If you plan ahead, there is no problem. I ran my 25 touring for almost 30 years and only had fuel starvation issues 3 times that I can recall. Twice I got turned around and backed up the hill and once I got a gallon of gas from another tour member.
Have a look at Texas T Parts.
They are selling, new, the same carb you're wanting to ditch.
And praising it.
I have used that carb and got it to work without a pump by opening up the intake needle seat several thousandths. The bowl would run dry with restricted inflow. A friend uses one very successfully as proven by his dyno results of over 26 HP! Don't throw it out, fix it. Has an idle adjustment as well.
Charlie, you also need to purchase the hot air pipe to funnel warm air through the carb or the carb will ice up, due to the venturi effect.
i managed to find the replacement float on Amazon of all places. Thanks to google and a number stamped into the carb, I identified it as a particular Kohler model which was key to finding the float.
i put it back together.

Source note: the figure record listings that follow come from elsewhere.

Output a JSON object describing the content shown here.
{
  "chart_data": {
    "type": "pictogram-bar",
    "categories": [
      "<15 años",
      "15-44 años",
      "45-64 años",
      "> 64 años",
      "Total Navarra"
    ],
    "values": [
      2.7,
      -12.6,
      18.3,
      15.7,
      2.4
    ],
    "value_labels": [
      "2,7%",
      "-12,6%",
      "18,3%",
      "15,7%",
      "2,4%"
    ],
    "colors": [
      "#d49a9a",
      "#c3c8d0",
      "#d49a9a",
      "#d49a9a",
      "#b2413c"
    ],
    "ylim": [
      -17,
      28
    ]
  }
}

Is there supposed to be a needle attached to the float?
I still have other things to do on the car so didn't try to start it. But I did re-open the fuel line at the sediment bowl. A couple hours later I return to the garage and it smells a lot like gas. No gas on the floor beneath the carb, but a small drop of gas at the bottom of the bowl. I snugged the bolt holding the bowl up just a bit more, but am trying to be careful not to over tighten. Or should I tighten it right up to the post inside that it screws into? I'm also trying to find a new o-ring for between the bowl and the carb.
A lot of those new small engine plastic float carbs have the needle attached with a springy wire clip. If not it still has to have a needle to shut off the gas. Looks like all the gas would have poured out almost immediately after opening the petcock.
Corey - Texas T's carries this carb. I suspect that's where it was originally purchased. I don't have a parts diagram, but have emailed TexasT's and stated my questions about the pin.
I'm planning to rebuild a Holley NH carb. I was planning to install that, but then there are comments on this board about some positive features of the modern carb. I'm conflicted. But if I can't get the modern carb working well, it's an easy decision.
A missing pin would explain a lot though. I hope it does have a pin that's no longer in my carb - assuming I can get a replacement part.
The pin is definitely missing. In a past life, or a few months ago, when I knew a lot less about carbs, I suspect that I removed the bulb and broken float and somewhere in the mix the inlet needle attached to the float disappeared. That with a broken float would explain a lot of the flooding and fuel smell issues I've had.